How AuditAI's RAG knowledge base works — 2,450 chunks of vulnerability knowledge embedded in ChromaDB.

Overview¶

The knowledge layer provides context-aware retrieval of vulnerability patterns, audit reports, and security documentation. It uses ChromaDB as a vector store with all-MiniLM-L6-v2 embeddings, falling back to keyword search if the embedding model is unavailable.

Data Sources¶

1. Vulnerability Reference Docs (303 files)¶

Located in data/knowledge/reference/ (or data/knowledge/reference/). Contains vulnerability patterns organized by language and category:

data/knowledge/reference/
├── solidity/
│   ├── fv-sol-1-reentrancy/
│   ├── fv-sol-2-access-control/
│   └── ...

2. Top-Level Knowledge Files¶

Located in data/knowledge/:

File	Type	Purpose
`finding-format.md`	`finding_format`	Report template from forefy/.context
`solidity-checks.md`	`solidity_checks`	Solidity audit checklist
`multi-expert.md`	`multi_expert`	Multi-expert analysis framework

3. Solodit Audit Reports (477 files)¶

Located in data/solodit/. Real-world audit reports indexed for RAG retrieval.

Chunking Strategy¶

Documents are split by markdown headings (##, ###, ####), with a maximum chunk size of 1,500 characters. Long sections are further split by paragraphs.

MAX_CHUNK_CHARS = 1500
MIN_CHUNK_CHARS = 80

This granularity is similar to the approach described in the SmartLLM paper §4.2.

Embedding Model¶

Model: all-MiniLM-L6-v2 from sentence-transformers

384-dimensional embeddings
Fast inference, good semantic similarity
Downloads from HuggingFace (uses HF_ENDPOINT mirror for China)

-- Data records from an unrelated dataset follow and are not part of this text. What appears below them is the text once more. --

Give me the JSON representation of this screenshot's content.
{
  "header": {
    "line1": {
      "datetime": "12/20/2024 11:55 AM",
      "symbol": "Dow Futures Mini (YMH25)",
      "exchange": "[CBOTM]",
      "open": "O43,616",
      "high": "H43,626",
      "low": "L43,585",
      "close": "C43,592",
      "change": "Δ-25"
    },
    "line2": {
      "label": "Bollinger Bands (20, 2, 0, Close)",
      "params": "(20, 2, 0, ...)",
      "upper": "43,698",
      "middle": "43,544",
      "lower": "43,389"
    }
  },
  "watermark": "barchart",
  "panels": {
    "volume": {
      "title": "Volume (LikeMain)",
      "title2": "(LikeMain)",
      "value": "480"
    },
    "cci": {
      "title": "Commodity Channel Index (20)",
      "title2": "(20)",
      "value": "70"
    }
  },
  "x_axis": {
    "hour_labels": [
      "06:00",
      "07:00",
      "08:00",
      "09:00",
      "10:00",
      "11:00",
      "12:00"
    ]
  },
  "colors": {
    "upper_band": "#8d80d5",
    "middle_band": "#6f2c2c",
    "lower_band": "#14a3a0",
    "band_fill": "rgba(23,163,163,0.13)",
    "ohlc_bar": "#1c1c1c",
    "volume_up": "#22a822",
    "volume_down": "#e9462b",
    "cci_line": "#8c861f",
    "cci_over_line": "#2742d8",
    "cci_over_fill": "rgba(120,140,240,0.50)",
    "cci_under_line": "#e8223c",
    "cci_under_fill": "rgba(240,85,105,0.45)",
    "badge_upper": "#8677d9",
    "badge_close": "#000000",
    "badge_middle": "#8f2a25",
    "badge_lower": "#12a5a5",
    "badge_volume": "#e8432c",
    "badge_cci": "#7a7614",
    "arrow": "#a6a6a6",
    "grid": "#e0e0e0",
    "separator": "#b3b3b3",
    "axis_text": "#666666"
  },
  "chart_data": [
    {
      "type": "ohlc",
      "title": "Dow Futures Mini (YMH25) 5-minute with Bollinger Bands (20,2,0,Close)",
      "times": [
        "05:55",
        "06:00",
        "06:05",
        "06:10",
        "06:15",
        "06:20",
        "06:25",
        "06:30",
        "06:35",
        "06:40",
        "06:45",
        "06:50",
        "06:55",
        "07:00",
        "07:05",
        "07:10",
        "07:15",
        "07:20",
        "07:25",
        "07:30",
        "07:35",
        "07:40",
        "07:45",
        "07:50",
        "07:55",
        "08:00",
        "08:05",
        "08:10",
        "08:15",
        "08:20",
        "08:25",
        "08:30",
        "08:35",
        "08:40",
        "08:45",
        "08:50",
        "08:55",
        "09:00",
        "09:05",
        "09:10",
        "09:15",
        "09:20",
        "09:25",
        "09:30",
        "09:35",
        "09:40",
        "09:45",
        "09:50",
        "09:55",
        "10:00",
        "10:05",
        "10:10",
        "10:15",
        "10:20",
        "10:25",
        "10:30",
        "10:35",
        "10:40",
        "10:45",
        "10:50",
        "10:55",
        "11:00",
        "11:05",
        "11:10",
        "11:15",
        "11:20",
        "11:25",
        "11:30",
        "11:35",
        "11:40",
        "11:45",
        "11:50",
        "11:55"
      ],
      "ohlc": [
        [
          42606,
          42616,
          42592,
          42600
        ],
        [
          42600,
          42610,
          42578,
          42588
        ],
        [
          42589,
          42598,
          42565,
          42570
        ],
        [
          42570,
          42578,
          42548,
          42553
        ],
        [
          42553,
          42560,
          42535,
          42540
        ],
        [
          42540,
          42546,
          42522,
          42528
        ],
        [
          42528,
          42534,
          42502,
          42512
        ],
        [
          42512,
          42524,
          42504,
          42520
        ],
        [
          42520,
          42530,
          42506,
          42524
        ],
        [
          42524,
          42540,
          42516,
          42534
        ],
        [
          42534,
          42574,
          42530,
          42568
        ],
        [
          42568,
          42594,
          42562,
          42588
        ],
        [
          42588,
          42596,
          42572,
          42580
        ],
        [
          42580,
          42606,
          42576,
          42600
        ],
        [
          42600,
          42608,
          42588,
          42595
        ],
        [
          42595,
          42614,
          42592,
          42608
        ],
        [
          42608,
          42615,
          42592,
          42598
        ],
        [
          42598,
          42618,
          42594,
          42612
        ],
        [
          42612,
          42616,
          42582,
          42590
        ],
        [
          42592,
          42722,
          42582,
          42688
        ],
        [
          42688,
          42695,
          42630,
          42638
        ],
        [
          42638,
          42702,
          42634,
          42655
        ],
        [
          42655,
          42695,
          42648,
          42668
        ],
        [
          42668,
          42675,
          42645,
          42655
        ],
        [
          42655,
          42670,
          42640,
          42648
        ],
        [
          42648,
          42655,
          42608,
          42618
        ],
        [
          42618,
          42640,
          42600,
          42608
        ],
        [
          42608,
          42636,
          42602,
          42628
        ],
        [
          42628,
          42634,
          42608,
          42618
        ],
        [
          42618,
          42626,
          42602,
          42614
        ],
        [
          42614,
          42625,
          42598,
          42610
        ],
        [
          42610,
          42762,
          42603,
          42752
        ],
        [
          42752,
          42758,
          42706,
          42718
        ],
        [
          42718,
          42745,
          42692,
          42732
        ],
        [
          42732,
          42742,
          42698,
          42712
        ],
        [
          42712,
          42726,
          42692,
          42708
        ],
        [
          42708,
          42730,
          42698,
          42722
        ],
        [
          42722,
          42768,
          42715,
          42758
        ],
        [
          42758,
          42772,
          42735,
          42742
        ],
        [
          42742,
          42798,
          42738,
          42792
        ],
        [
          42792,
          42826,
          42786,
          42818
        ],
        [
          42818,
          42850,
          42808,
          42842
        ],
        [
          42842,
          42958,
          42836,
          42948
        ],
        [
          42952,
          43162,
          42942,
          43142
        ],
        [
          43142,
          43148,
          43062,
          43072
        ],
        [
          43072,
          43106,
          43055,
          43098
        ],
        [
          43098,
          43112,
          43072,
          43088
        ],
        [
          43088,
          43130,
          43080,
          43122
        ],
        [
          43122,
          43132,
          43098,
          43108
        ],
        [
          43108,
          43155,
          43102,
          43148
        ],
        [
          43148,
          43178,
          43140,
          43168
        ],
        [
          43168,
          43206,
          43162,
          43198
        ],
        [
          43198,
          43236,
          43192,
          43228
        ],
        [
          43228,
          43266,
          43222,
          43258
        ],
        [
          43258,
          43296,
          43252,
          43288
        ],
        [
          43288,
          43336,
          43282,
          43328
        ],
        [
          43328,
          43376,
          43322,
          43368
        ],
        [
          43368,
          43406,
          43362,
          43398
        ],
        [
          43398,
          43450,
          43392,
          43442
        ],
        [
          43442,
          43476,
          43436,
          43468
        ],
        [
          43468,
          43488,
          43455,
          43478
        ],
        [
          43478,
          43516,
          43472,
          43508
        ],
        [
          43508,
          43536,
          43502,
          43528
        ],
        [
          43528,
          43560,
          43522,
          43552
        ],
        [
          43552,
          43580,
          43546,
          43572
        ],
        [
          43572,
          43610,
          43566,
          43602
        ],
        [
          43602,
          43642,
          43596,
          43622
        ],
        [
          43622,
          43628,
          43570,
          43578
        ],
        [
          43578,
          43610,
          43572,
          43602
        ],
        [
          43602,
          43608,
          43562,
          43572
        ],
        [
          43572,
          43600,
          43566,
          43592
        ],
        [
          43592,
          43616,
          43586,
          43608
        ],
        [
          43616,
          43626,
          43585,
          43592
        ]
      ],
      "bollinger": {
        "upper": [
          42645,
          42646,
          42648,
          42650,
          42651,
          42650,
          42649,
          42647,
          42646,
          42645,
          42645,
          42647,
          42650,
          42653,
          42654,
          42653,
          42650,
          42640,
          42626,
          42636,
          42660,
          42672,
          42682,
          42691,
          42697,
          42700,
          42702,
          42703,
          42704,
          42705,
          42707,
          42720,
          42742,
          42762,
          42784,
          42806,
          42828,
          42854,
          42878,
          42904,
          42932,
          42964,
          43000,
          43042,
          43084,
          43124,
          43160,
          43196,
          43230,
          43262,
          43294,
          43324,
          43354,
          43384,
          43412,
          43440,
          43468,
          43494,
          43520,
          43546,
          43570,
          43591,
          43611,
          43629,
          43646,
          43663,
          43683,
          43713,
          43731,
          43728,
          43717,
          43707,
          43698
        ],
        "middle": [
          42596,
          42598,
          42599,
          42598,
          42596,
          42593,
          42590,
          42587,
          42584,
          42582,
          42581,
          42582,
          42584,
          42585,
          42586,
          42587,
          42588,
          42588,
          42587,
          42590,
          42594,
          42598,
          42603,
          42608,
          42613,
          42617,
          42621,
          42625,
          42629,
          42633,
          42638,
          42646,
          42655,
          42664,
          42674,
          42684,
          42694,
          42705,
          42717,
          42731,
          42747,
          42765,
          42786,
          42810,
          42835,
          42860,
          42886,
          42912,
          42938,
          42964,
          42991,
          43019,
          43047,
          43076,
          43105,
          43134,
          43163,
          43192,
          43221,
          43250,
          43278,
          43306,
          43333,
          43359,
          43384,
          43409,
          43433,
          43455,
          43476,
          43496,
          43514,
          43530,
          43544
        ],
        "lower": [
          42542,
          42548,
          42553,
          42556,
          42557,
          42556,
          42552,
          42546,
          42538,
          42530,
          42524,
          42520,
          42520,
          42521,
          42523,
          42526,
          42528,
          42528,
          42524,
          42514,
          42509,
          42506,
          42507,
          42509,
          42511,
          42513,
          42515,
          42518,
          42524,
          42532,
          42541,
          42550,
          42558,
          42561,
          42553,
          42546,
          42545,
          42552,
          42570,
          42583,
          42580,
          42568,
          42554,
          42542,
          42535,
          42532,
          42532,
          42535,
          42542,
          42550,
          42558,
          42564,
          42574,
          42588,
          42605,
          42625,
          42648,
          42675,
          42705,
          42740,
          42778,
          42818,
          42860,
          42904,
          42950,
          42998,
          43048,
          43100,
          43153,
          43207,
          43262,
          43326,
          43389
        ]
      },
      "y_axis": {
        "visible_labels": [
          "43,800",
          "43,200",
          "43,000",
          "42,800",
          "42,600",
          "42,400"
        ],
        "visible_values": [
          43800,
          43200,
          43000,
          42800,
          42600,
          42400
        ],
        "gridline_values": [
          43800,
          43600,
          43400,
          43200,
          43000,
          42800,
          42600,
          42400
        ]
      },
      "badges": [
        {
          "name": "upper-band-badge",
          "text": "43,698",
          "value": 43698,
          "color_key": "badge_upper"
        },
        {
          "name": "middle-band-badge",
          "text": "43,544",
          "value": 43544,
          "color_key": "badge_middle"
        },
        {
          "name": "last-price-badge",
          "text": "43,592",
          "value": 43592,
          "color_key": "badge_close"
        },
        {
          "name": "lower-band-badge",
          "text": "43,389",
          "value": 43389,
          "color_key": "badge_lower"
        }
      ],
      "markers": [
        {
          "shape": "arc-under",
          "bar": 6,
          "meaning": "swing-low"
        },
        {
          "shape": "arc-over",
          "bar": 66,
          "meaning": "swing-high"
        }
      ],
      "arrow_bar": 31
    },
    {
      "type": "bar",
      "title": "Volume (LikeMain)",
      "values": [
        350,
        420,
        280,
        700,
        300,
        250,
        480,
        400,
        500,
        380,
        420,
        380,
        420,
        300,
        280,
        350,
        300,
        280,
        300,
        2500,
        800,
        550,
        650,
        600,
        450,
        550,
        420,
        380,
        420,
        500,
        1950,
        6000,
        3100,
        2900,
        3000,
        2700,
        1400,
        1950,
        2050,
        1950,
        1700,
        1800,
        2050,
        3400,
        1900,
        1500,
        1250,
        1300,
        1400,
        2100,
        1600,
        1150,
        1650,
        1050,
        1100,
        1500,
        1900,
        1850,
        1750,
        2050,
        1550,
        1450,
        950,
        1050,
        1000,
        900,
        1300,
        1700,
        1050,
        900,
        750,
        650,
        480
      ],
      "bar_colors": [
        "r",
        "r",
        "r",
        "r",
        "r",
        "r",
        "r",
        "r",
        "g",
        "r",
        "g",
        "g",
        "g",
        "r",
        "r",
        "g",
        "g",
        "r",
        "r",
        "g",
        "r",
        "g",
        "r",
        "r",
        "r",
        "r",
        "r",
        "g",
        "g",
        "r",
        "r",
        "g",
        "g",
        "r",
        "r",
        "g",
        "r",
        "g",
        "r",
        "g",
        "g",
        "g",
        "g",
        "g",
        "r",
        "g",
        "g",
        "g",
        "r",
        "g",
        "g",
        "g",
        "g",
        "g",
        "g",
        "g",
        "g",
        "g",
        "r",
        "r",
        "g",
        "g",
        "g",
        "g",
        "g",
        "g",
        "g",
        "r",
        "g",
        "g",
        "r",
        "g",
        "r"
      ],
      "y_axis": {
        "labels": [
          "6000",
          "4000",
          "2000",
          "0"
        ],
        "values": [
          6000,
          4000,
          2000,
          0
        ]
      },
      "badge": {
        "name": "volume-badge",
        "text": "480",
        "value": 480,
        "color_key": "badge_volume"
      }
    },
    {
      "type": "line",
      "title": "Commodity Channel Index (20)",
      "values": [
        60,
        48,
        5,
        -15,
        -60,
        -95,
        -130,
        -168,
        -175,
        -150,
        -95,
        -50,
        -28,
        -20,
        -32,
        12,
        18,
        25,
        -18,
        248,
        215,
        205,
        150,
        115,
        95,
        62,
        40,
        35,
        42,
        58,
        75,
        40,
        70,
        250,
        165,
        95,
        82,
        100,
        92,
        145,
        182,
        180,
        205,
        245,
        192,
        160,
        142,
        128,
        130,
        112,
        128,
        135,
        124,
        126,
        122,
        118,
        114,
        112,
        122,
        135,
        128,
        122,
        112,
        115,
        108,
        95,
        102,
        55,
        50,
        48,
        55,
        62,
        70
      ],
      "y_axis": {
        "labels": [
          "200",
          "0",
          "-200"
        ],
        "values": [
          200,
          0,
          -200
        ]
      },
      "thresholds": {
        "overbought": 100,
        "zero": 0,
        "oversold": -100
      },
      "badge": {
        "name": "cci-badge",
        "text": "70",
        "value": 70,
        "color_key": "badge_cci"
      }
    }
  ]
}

from sentence_transformers import SentenceTransformer
model = SentenceTransformer("all-MiniLM-L6-v2")

ChromaDB Storage¶

Chunks are stored in a persistent ChromaDB collection:

persist_dir = "data/knowledge/chromadb"
client = chromadb.PersistentClient(path=persist_dir)
collection = client.get_or_create_collection(
    name="smart_contract_security",
    metadata={"hnsw:space": "cosine"},
)

Cosine similarity for vector search
Incremental indexing — only missing documents are indexed on subsequent runs
Batch size: 128 chunks per batch

Query Flow¶

results = await knowledge.query(query_text, top_k=5)

Encode query with all-MiniLM-L6-v2
Search ChromaDB for top-k similar chunks
Return results with content, metadata, and score

Vector Search (default)¶

results = collection.query(
    query_embeddings=[embedding],
    n_results=top_k,
    where={"type": filter_type} if filter_type else None,
)

Keyword Fallback¶

If ChromaDB or the embedding model is unavailable, falls back to keyword matching:

query_words = set(query_text.lower().split())
for doc in documents:
    hits = sum(1 for w in query_words if w in doc["content"].lower())
    results.append({"score": hits / len(query_words)})

Adding Documents at Runtime¶

await knowledge.add_document({
    "id": "custom-1",
    "content": "Reentrancy occurs when...",
    "metadata": {"type": "vulnerability_reference", "language": "solidity"},
})

The document is immediately embedded and added to ChromaDB.

Configuration¶

In config/settings.yaml:

knowledge:
  vector_store: "chromadb"
  embedding_model: "all-MiniLM-L6-v2"
  collection_name: "smart_contract_security"
  chunk_size: 1000
  chunk_overlap: 200